Al est un petit singe qui n’a rien demandé à personne. Il a été élevé en cage, bien sûr, mais jusque là, il ne trouvait rien à redire à cette situation. Il a de la nourriture à disposition, de quoi grimper (dans tous les sens du terme) et quelques friandises de temps en temps. Il a bien remarqué que quelques anthropoïdes l’observaient depuis plusieurs semaines, venant tous les jours pendant de longs moments devant sa cage. Mais Al s’en moque, de manière générale, tant qu’ils ne l’empêchent pas de vivre sa vie.
Mais depuis quelques jours, Al n’est pas content. Il a toujours de quoi manger et s’amuser, mais il doit maintenant partager son temps avec cette espèce de grande saucisse disgracieuse. Un anthropoïde est venu déjà trois fois dans sa cage et essaie à chaque fois de jouer avec lui, ce qui ne le dérangerait pas s’il était au moins capable de grimper aux arbres et de s’y balancer. Mais avec des bras si courts et ces espèces de pieds difformes, comme des sabots, l’anthropoïde est aussi agile qu’un hippopotame. Alors Al s’en désintéresse.
Mais l’homme s’acharne, et aujourd’hui, il essaie d’attraper Al. Bien sûr, il ruse, mais Al n’est pas dupe, ce n’est tout de même pas au jeune singe qu’on apprend à faire la grimace. Al attend patiemment en haut de son arbre reconstitué que l’homme s’en aille, et puis lui jette des bouts de bois qu’il arrache de la branche où il s’est assis. L’homme finit par partir. Al se souvient du contact de la paume froide de l’homme sur son bras, et réprime un mouvement de colère.
La nuit a passé, Al espère qu’il sera seul aujourd’hui. Mais l’homme revient, avec un deuxième spécimen de leur espèce hideuse. Al part immédiatement se cacher, il n’a plus envie de jouer avec ces êtres répugnants, imberbes mais avec une espèce de croûte rugueuse sur le corps. Son regard est attiré par un objet brillant, en forme de long tube noir. Tout de suite après, il ressent une violente piqûre/brûlure/morsure au niveau du bras. Al voit rouge puis gris, puis noir.
Quand il se réveille il est dans une nouvelle cage, plus petite, sombre et qui empeste l’humain. Il commence à appeler ses congénères, qu’il n’entend plus comme il en a l’habitude. Ses appels se muent en cris de détresse, personne ne lui répond, personne ne vient à lui. Al essaie de frapper de ses petits poings les murs en matière polie et froide de sa prison.
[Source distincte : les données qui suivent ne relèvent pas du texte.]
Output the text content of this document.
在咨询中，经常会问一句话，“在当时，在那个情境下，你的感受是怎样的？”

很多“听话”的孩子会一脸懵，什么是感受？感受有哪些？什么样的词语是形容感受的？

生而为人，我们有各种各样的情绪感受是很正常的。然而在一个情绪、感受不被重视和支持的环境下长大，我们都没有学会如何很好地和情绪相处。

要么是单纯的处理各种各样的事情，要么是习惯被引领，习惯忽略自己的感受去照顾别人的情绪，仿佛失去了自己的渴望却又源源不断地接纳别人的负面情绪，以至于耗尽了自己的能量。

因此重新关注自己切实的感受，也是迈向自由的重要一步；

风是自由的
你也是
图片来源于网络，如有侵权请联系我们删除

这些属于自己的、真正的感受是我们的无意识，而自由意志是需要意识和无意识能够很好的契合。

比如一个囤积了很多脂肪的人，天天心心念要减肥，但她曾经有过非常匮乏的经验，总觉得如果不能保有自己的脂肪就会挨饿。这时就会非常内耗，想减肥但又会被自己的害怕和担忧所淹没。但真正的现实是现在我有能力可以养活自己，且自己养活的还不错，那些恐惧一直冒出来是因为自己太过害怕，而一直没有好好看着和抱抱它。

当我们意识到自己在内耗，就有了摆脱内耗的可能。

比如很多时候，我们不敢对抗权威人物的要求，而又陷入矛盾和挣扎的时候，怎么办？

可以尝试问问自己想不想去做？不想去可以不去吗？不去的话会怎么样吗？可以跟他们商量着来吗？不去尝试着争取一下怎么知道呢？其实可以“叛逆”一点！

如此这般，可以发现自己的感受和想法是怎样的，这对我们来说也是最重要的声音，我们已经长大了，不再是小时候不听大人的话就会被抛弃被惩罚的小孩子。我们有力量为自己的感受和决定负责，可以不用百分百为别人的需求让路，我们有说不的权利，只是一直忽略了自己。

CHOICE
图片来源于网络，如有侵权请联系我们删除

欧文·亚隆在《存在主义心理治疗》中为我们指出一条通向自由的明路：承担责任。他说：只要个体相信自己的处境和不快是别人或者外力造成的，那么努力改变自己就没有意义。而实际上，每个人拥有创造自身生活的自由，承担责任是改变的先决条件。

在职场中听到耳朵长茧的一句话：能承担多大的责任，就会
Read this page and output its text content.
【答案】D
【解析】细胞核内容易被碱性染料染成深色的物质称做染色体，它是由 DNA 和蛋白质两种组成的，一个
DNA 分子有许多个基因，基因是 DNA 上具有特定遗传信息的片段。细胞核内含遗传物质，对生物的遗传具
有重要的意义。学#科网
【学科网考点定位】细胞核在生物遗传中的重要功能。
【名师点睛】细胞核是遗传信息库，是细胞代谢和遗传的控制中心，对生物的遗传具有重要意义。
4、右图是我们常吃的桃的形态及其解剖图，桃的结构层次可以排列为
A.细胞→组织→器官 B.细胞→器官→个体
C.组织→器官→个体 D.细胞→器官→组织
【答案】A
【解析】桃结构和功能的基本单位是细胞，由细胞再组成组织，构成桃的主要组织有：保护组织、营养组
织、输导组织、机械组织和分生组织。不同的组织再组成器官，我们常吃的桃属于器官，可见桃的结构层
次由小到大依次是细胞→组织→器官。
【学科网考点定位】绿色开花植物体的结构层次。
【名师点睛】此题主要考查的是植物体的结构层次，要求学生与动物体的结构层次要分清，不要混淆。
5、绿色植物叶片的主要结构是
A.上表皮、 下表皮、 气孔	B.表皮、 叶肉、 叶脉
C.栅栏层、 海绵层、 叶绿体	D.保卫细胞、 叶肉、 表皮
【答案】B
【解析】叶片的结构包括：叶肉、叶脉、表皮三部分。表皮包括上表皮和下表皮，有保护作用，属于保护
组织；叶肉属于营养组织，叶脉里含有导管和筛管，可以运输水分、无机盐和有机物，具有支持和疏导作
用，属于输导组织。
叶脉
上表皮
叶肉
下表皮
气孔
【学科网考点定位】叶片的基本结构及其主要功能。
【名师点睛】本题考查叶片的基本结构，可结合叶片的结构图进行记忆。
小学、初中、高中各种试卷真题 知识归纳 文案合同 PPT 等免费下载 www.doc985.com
Il veut rentrer chez lui. Et puis là, trois hommes, plus impressionnants que les autres entrent dans sa cellule. De vrais gorilles, ceux là. Deux d’entre eux l’attrapent, pendant que le troisième lui prend le bras pour y planter un pic. Al ressent la même douleur que la dernière fois, il hurle sa colère, sa frustration de ne pouvoir bouger, sa douleur, sa peur, son impuissance. Et puis subitement, les hommes disparaissent, le laissant seul avec sa peur et son incompréhension. Enfin, disparaissent, c’est vite dit. En réalité, Al sent qu’ils sont de l’autre côté de la cage, il se sent épié, scruté, mais ne voit pas ses agresseurs. Seulement une espèce de reflet de lui comme il en voit d’habitude en buvant dans des flaques d’eau. Et puis ça continue comme ça pendant des jours, même si au fil du temps Al s’est habitué à la douleur. Cela ne l’empêche évidemment pas de hurler dès qu’il entend les pas des hommes, et d’essayer à chaque fois de frapper ou mordre ses ravisseurs. Et puis, au fur et à mesure, Al ne se sent pas bien. Il a de moins en moins faim, sa peau le gratte, il se sent faible. Il a de moins en moins d’énergie, mais continue de montrer les dents dès qu’il voit un homme, quel qu’il soit. Lorsque Al se met à vomir, il ne comprend pas ce qui se passe, ce qui le met dans une rage folle. Il se jette contre les murs en essayant de fuir cet environnement qui le rend malade, qui le rend fou. A force de frapper, de hurler, Al s’abrutit et finit par sombrer dans le sommeil. Il entend dans le lointain les voix tant détestées qui semblent à la fois se rapprocher et s’éloigner de lui. Il tressaille quand il sent encore une fois l’écharde s’enfoncer dans son bras. Il s’endort plus profondément, pour ne plus se réveiller.